Menzione speciale i sette minuti di pura sperimentazione elettronica "The Conspiracy of Seeds", tempestata di elementi tutt'altro che affini, ma che, udite udite, risultano omogenei, lineari, perfetti. Apertura d'archi, a ruota la batteria a scandire il tempo, entrano in scena chitarre e tastiere, un climax che culmina nel più inaspettato "scream" (sono sobrio, lo giuro...), accompagnato dal parlato e cantato (femminile), uno scambio da brividi, che toglie il respiro, annebbia la vista. Personalmente, il capolavoro della band: coniuga, a tutti gli elementi passati, innovazioni di classe, indovinate, molto emotive. Un brano che atterrisce, scardina, tortura come pochi, pochissimi se ci rivolgiamo alla scena post-rock. Applausi.

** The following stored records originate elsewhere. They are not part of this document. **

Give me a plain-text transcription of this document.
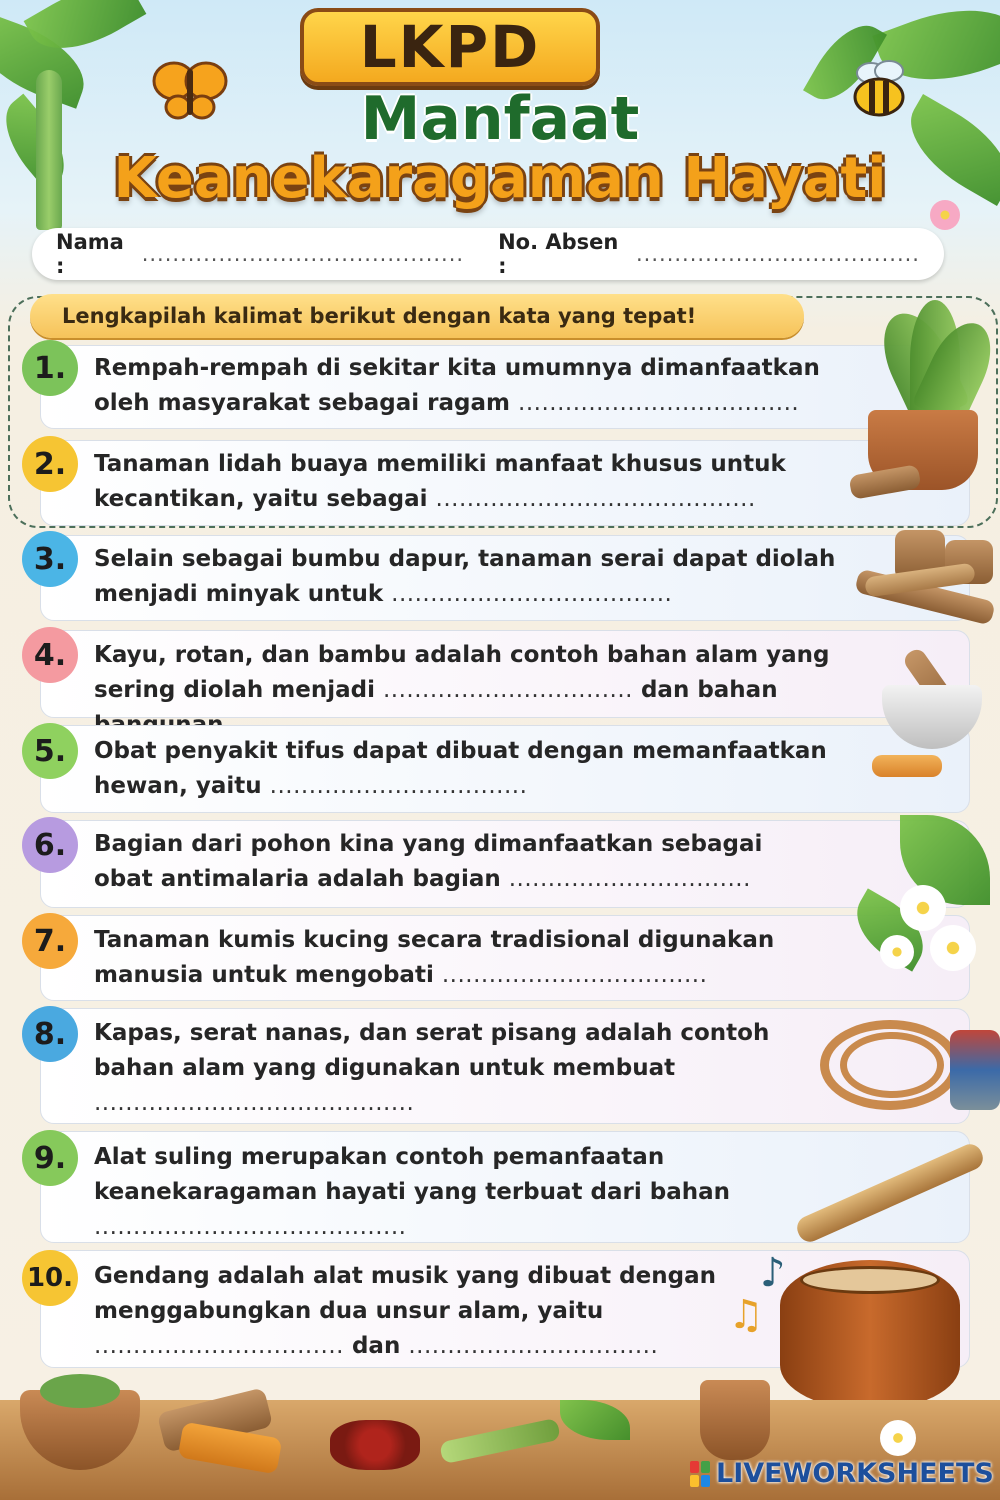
LKPD
Manfaat
Keanekaragaman Hayati
Nama :	.......................................... No. Absen :	.....................................
Lengkapilah kalimat berikut dengan kata yang tepat!
1.	Rempah-rempah di sekitar kita umumnya dimanfaatkan
oleh masyarakat sebagai ragam ....................................
2.	Tanaman lidah buaya memiliki manfaat khusus untuk
kecantikan, yaitu sebagai .........................................
3.	Selain sebagai bumbu dapur, tanaman serai dapat diolah
menjadi minyak untuk ....................................
4.	Kayu, rotan, dan bambu adalah contoh bahan alam yang
sering diolah menjadi ................................ dan bahan
5.	Obat penyakit tifus dapat dibuat dengan memanfaatkan
hewan, yaitu .................................
6.	Bagian dari pohon kina yang dimanfaatkan sebagai
obat antimalaria adalah bagian ...............................
7.	Tanaman kumis kucing secara tradisional digunakan
manusia untuk mengobati ..................................
8.	Kapas, serat nanas, dan serat pisang adalah contoh
bahan alam yang digunakan untuk membuat
.........................................
9.	Alat suling merupakan contoh pemanfaatan
keanekaragaman hayati yang terbuat dari bahan
........................................
10. Gendang adalah alat musik yang dibuat dengan
menggabungkan dua unsur alam, yaitu
................................ dan ................................
♪
♫
LIVEWORKSHEETS
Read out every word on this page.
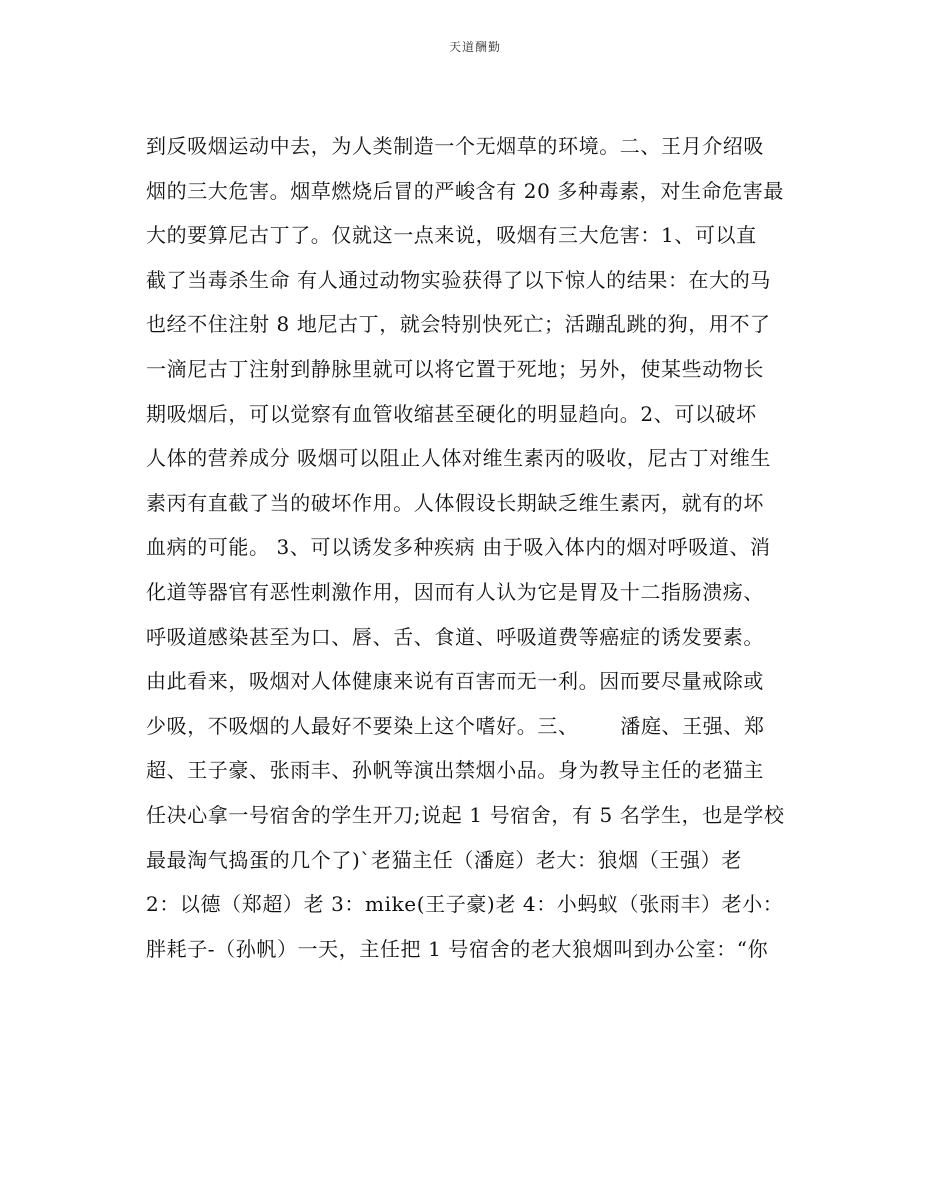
天道酬勤
到反吸烟运动中去，为人类制造一个无烟草的环境。二、王月介绍吸
烟的三大危害。烟草燃烧后冒的严峻含有 20 多种毒素，对生命危害最
大的要算尼古丁了。仅就这一点来说，吸烟有三大危害：1、可以直
截了当毒杀生命 有人通过动物实验获得了以下惊人的结果：在大的马
也经不住注射 8 地尼古丁，就会特别快死亡；活蹦乱跳的狗，用不了
一滴尼古丁注射到静脉里就可以将它置于死地；另外，使某些动物长
期吸烟后，可以觉察有血管收缩甚至硬化的明显趋向。2、可以破坏
人体的营养成分 吸烟可以阻止人体对维生素丙的吸收，尼古丁对维生
素丙有直截了当的破坏作用。人体假设长期缺乏维生素丙，就有的坏
血病的可能。 3、可以诱发多种疾病 由于吸入体内的烟对呼吸道、消
化道等器官有恶性刺激作用，因而有人认为它是胃及十二指肠溃疡、
呼吸道感染甚至为口、唇、舌、食道、呼吸道费等癌症的诱发要素。
由此看来，吸烟对人体健康来说有百害而无一利。因而要尽量戒除或
少吸，不吸烟的人最好不要染上这个嗜好。三、      潘庭、王强、郑
超、王子豪、张雨丰、孙帆等演出禁烟小品。身为教导主任的老猫主
任决心拿一号宿舍的学生开刀;说起 1 号宿舍，有 5 名学生，也是学校
最最淘气捣蛋的几个了)`老猫主任（潘庭）老大：狼烟（王强）老
2：以德（郑超）老 3：mike(王子豪)老 4：小蚂蚁（张雨丰）老小：
胖耗子-（孙帆）一天，主任把 1 号宿舍的老大狼烟叫到办公室：“你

Un gruppo che, in barba alla dirompente mentalità "panem et circenses", offri al pubblico ciò che il pubblico si aspetta da te, riesce di volta in volta a stupire, ad apportare novità, mantenendo intatta (forse incrementando) la qualità del prodotto. Gran disco insomma, difficilmente collocabile. "Avant-post", se mi si concede il neologismo.